Other than the reports of these three trained naturalists, a search of the literature for further evidence failed to produce a clue. Even the highly observant Frederick Law Olmsted, who seemed to miss nothing as he rode his trusted horse through the limitless expanses of Texas, failed to make note of the bluebonnet. He mentions the grapevine and Spanish moss, even spending some space on the "mesquit," describing it as "a short thin tree of the locust tribe, whose branches are thick set with thorns, and bears, except in this respect, a close resemblance to a straggling, neglected peach-tree." So we know he looked closely, but not a word of recognition to something as conspicuous as a prairie covered with bluebonnets. In Marilyn McAdams Sibley's reviews of the accounts of journeys of many early travelers, we are told that "history passed in review along the highways of Texas in the century 1761-1860," but evidently no one seemed to notice, or if they did they failed to leave records of their impression of our little blue friend.
Could it be that the bluebonnet was not so widespread or so plentiful during the first 150 years of Texas history? I don't think so. Those first hardy newcomers to the vast region we now know as Texas were just too busy with other things.
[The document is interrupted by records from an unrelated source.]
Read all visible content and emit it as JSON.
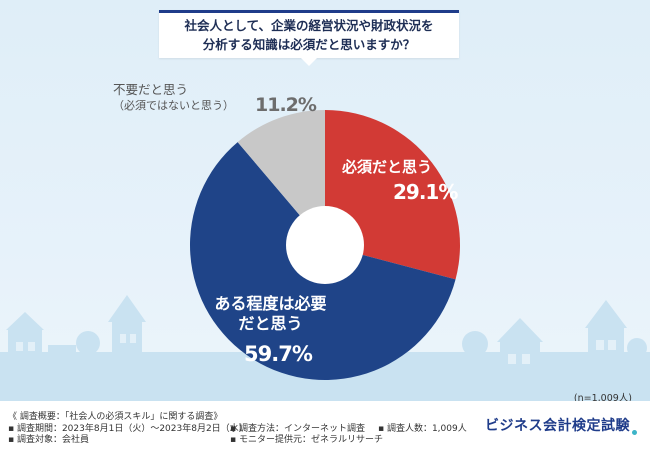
{
  "question": {
    "line1": "社会人として、企業の経営状況や財政状況を",
    "line2": "分析する知識は必須だと思いますか？"
  },
  "chart_data": {
    "type": "pie",
    "slices": [
      {
        "label": "必須だと思う",
        "value": 29.1,
        "display": "29.1%",
        "color": "#d23a35"
      },
      {
        "label": "ある程度は必要だと思う",
        "value": 59.7,
        "display": "59.7%",
        "color": "#1f4488"
      },
      {
        "label": "不要だと思う",
        "sublabel": "（必須ではないと思う）",
        "value": 11.2,
        "display": "11.2%",
        "color": "#c8c8c8"
      }
    ],
    "donut": true,
    "start": "12 o'clock, clockwise",
    "n_label": "(n=1,009人)"
  },
  "footer": {
    "overview": "《 調査概要：「社会人の必須スキル」に関する調査》",
    "period": "▪ 調査期間：2023年8月1日（火）～2023年8月2日（水）",
    "target": "▪ 調査対象：会社員",
    "method": "▪ 調査方法：インターネット調査",
    "provider": "▪ モニター提供元：ゼネラルリサーチ",
    "count": "▪ 調査人数：1,009人",
    "logo": "ビジネス会計検定試験"
  }
}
The elements, in the form of blue northers and hurricanes, occupied their attention, along with hostile, mounted Indians, to name but two diverting factors.
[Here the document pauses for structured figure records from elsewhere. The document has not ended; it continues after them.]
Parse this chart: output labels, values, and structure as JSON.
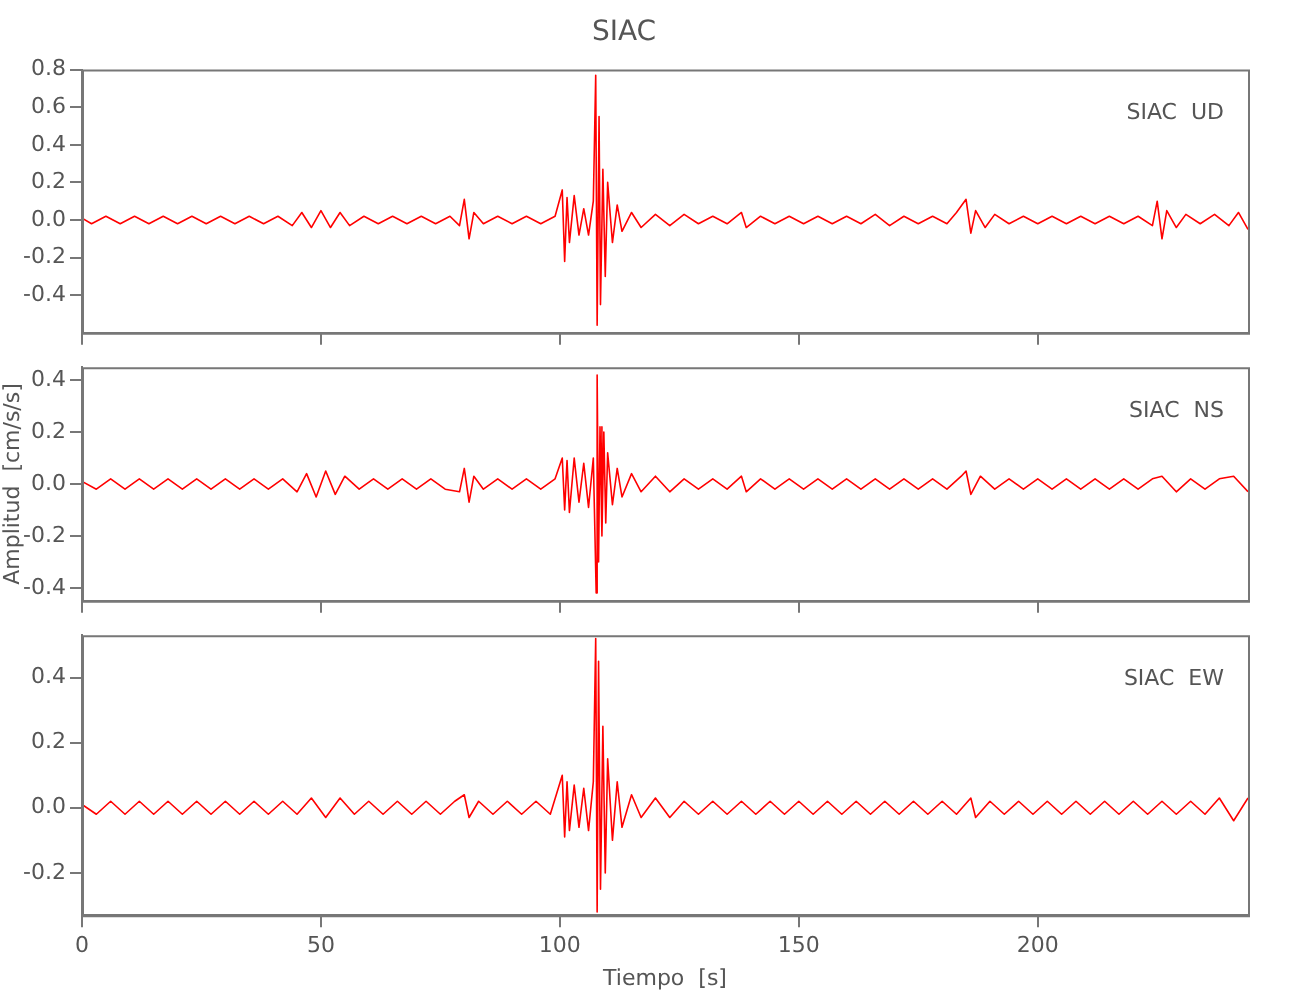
{
  "chart_data": [
    {
      "type": "line",
      "title": "SIAC",
      "annotations": [
        "SIAC  UD"
      ],
      "tick_labels": "y",
      "grid": false,
      "xlim": [
        0,
        244
      ],
      "xticks": [
        0,
        50,
        100,
        150,
        200
      ],
      "ylim": [
        -0.6,
        0.8
      ],
      "yticks": [
        {
          "value": -0.4,
          "label": "-0.4"
        },
        {
          "value": -0.2,
          "label": "-0.2"
        },
        {
          "value": 0,
          "label": "0.0"
        },
        {
          "value": 0.2,
          "label": "0.2"
        },
        {
          "value": 0.4,
          "label": "0.4"
        },
        {
          "value": 0.6,
          "label": "0.6"
        },
        {
          "value": 0.8,
          "label": "0.8"
        }
      ],
      "x": [
        0,
        2,
        5,
        8,
        11,
        14,
        17,
        20,
        23,
        26,
        29,
        32,
        35,
        38,
        41,
        44,
        46,
        48,
        50,
        52,
        54,
        56,
        59,
        62,
        65,
        68,
        71,
        74,
        77,
        79,
        80,
        81,
        82,
        84,
        87,
        90,
        93,
        96,
        99,
        100.5,
        101,
        101.5,
        102,
        103,
        104,
        105,
        106,
        107,
        107.5,
        107.8,
        108.2,
        108.5,
        109,
        109.5,
        110,
        111,
        112,
        113,
        115,
        117,
        120,
        123,
        126,
        129,
        132,
        135,
        138,
        139,
        142,
        145,
        148,
        151,
        154,
        157,
        160,
        163,
        166,
        169,
        172,
        175,
        178,
        181,
        183,
        185,
        186,
        187,
        189,
        191,
        194,
        197,
        200,
        203,
        206,
        209,
        212,
        215,
        218,
        221,
        224,
        225,
        226,
        227,
        229,
        231,
        234,
        237,
        240,
        242,
        244
      ],
      "series": [
        {
          "color": "#ff0000",
          "values": [
            0.01,
            -0.02,
            0.02,
            -0.02,
            0.02,
            -0.02,
            0.02,
            -0.02,
            0.02,
            -0.02,
            0.02,
            -0.02,
            0.02,
            -0.02,
            0.02,
            -0.03,
            0.04,
            -0.04,
            0.05,
            -0.04,
            0.04,
            -0.03,
            0.02,
            -0.02,
            0.02,
            -0.02,
            0.02,
            -0.02,
            0.02,
            -0.03,
            0.11,
            -0.1,
            0.04,
            -0.02,
            0.02,
            -0.02,
            0.02,
            -0.02,
            0.02,
            0.16,
            -0.22,
            0.12,
            -0.12,
            0.13,
            -0.08,
            0.06,
            -0.08,
            0.1,
            0.77,
            -0.56,
            0.55,
            -0.45,
            0.27,
            -0.3,
            0.2,
            -0.12,
            0.08,
            -0.06,
            0.04,
            -0.04,
            0.03,
            -0.03,
            0.03,
            -0.02,
            0.02,
            -0.02,
            0.04,
            -0.04,
            0.02,
            -0.02,
            0.02,
            -0.02,
            0.02,
            -0.02,
            0.02,
            -0.02,
            0.03,
            -0.03,
            0.02,
            -0.02,
            0.02,
            -0.02,
            0.04,
            0.11,
            -0.07,
            0.05,
            -0.04,
            0.03,
            -0.02,
            0.02,
            -0.02,
            0.02,
            -0.02,
            0.02,
            -0.02,
            0.02,
            -0.02,
            0.02,
            -0.03,
            0.1,
            -0.1,
            0.05,
            -0.04,
            0.03,
            -0.02,
            0.03,
            -0.03,
            0.04,
            -0.05
          ]
        }
      ]
    },
    {
      "type": "line",
      "ylabel": "Amplitud  [cm/s/s]",
      "annotations": [
        "SIAC  NS"
      ],
      "tick_labels": "y",
      "grid": false,
      "xlim": [
        0,
        244
      ],
      "xticks": [
        0,
        50,
        100,
        150,
        200
      ],
      "ylim": [
        -0.45,
        0.45
      ],
      "yticks": [
        {
          "value": -0.4,
          "label": "-0.4"
        },
        {
          "value": -0.2,
          "label": "-0.2"
        },
        {
          "value": 0,
          "label": "0.0"
        },
        {
          "value": 0.2,
          "label": "0.2"
        },
        {
          "value": 0.4,
          "label": "0.4"
        }
      ],
      "x": [
        0,
        3,
        6,
        9,
        12,
        15,
        18,
        21,
        24,
        27,
        30,
        33,
        36,
        39,
        42,
        45,
        47,
        49,
        51,
        53,
        55,
        58,
        61,
        64,
        67,
        70,
        73,
        76,
        79,
        80,
        81,
        82,
        84,
        87,
        90,
        93,
        96,
        99,
        100.5,
        101,
        101.5,
        102,
        103,
        104,
        105,
        106,
        107,
        107.6,
        107.8,
        108.1,
        108.4,
        108.8,
        109.2,
        109.6,
        110,
        111,
        112,
        113,
        115,
        117,
        120,
        123,
        126,
        129,
        132,
        135,
        138,
        139,
        142,
        145,
        148,
        151,
        154,
        157,
        160,
        163,
        166,
        169,
        172,
        175,
        178,
        181,
        184,
        185,
        186,
        188,
        191,
        194,
        197,
        200,
        203,
        206,
        209,
        212,
        215,
        218,
        221,
        224,
        226,
        229,
        232,
        235,
        238,
        241,
        244
      ],
      "series": [
        {
          "color": "#ff0000",
          "values": [
            0.01,
            -0.02,
            0.02,
            -0.02,
            0.02,
            -0.02,
            0.02,
            -0.02,
            0.02,
            -0.02,
            0.02,
            -0.02,
            0.02,
            -0.02,
            0.02,
            -0.03,
            0.04,
            -0.05,
            0.05,
            -0.04,
            0.03,
            -0.02,
            0.02,
            -0.02,
            0.02,
            -0.02,
            0.02,
            -0.02,
            -0.03,
            0.06,
            -0.07,
            0.03,
            -0.02,
            0.02,
            -0.02,
            0.02,
            -0.02,
            0.02,
            0.1,
            -0.1,
            0.09,
            -0.11,
            0.1,
            -0.07,
            0.08,
            -0.09,
            0.1,
            -0.42,
            0.42,
            -0.3,
            0.22,
            -0.2,
            0.2,
            -0.15,
            0.12,
            -0.08,
            0.06,
            -0.05,
            0.04,
            -0.03,
            0.03,
            -0.03,
            0.02,
            -0.02,
            0.02,
            -0.02,
            0.03,
            -0.03,
            0.02,
            -0.02,
            0.02,
            -0.02,
            0.02,
            -0.02,
            0.02,
            -0.02,
            0.02,
            -0.02,
            0.02,
            -0.02,
            0.02,
            -0.02,
            0.03,
            0.05,
            -0.04,
            0.03,
            -0.02,
            0.02,
            -0.02,
            0.02,
            -0.02,
            0.02,
            -0.02,
            0.02,
            -0.02,
            0.02,
            -0.02,
            0.02,
            0.03,
            -0.03,
            0.02,
            -0.02,
            0.02,
            0.03,
            -0.03
          ]
        }
      ]
    },
    {
      "type": "line",
      "xlabel": "Tiempo  [s]",
      "annotations": [
        "SIAC  EW"
      ],
      "grid": false,
      "xlim": [
        0,
        244
      ],
      "xticks": [
        0,
        50,
        100,
        150,
        200
      ],
      "ylim": [
        -0.33,
        0.53
      ],
      "yticks": [
        {
          "value": -0.2,
          "label": "-0.2"
        },
        {
          "value": 0,
          "label": "0.0"
        },
        {
          "value": 0.2,
          "label": "0.2"
        },
        {
          "value": 0.4,
          "label": "0.4"
        }
      ],
      "x": [
        0,
        3,
        6,
        9,
        12,
        15,
        18,
        21,
        24,
        27,
        30,
        33,
        36,
        39,
        42,
        45,
        48,
        51,
        54,
        57,
        60,
        63,
        66,
        69,
        72,
        75,
        78,
        80,
        81,
        83,
        86,
        89,
        92,
        95,
        98,
        100.5,
        101,
        101.5,
        102,
        103,
        104,
        105,
        106,
        107,
        107.5,
        107.8,
        108.1,
        108.5,
        109,
        109.5,
        110,
        111,
        112,
        113,
        115,
        117,
        120,
        123,
        126,
        129,
        132,
        135,
        138,
        141,
        144,
        147,
        150,
        153,
        156,
        159,
        162,
        165,
        168,
        171,
        174,
        177,
        180,
        183,
        186,
        187,
        190,
        193,
        196,
        199,
        202,
        205,
        208,
        211,
        214,
        217,
        220,
        223,
        226,
        229,
        232,
        235,
        238,
        241,
        244
      ],
      "series": [
        {
          "color": "#ff0000",
          "values": [
            0.01,
            -0.02,
            0.02,
            -0.02,
            0.02,
            -0.02,
            0.02,
            -0.02,
            0.02,
            -0.02,
            0.02,
            -0.02,
            0.02,
            -0.02,
            0.02,
            -0.02,
            0.03,
            -0.03,
            0.03,
            -0.02,
            0.02,
            -0.02,
            0.02,
            -0.02,
            0.02,
            -0.02,
            0.02,
            0.04,
            -0.03,
            0.02,
            -0.02,
            0.02,
            -0.02,
            0.02,
            -0.02,
            0.1,
            -0.09,
            0.08,
            -0.07,
            0.07,
            -0.06,
            0.06,
            -0.07,
            0.08,
            0.52,
            -0.32,
            0.45,
            -0.25,
            0.25,
            -0.2,
            0.15,
            -0.1,
            0.08,
            -0.06,
            0.04,
            -0.03,
            0.03,
            -0.03,
            0.02,
            -0.02,
            0.02,
            -0.02,
            0.02,
            -0.02,
            0.02,
            -0.02,
            0.02,
            -0.02,
            0.02,
            -0.02,
            0.02,
            -0.02,
            0.02,
            -0.02,
            0.02,
            -0.02,
            0.02,
            -0.02,
            0.03,
            -0.03,
            0.02,
            -0.02,
            0.02,
            -0.02,
            0.02,
            -0.02,
            0.02,
            -0.02,
            0.02,
            -0.02,
            0.02,
            -0.02,
            0.02,
            -0.02,
            0.02,
            -0.02,
            0.03,
            -0.04,
            0.03
          ]
        }
      ]
    }
  ]
}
After those intrepid pioneer Texians constructed shelter from the weather, they assured themselves of their next meal of corn pone and fried fatback with an occasional bit of game, a few vegetables, or an egg or two. Then they went on to "solve" their Indian problems. They were now ready to look at the big new territory. Or were they? Not just yet. Not before they had wrested Texas from Mexico as the sounds of the Alamo, Goliad, and San Jacinto rang in their ears; shaped it into a recognized republic; been admitted to the United States of America as the Lone Star State; settled their border dispute with their neighboring republic in the Mexican War of 1846; fought and bled with the Confederate States of America for what they believed to be their state's rights; endured the humiliation of Reconstruction; established far-spreading ranching empires; and discovered an ocean of black gold-oil, were they ready for some of the niceties of life ... such as, flowers. Namely, a state flower.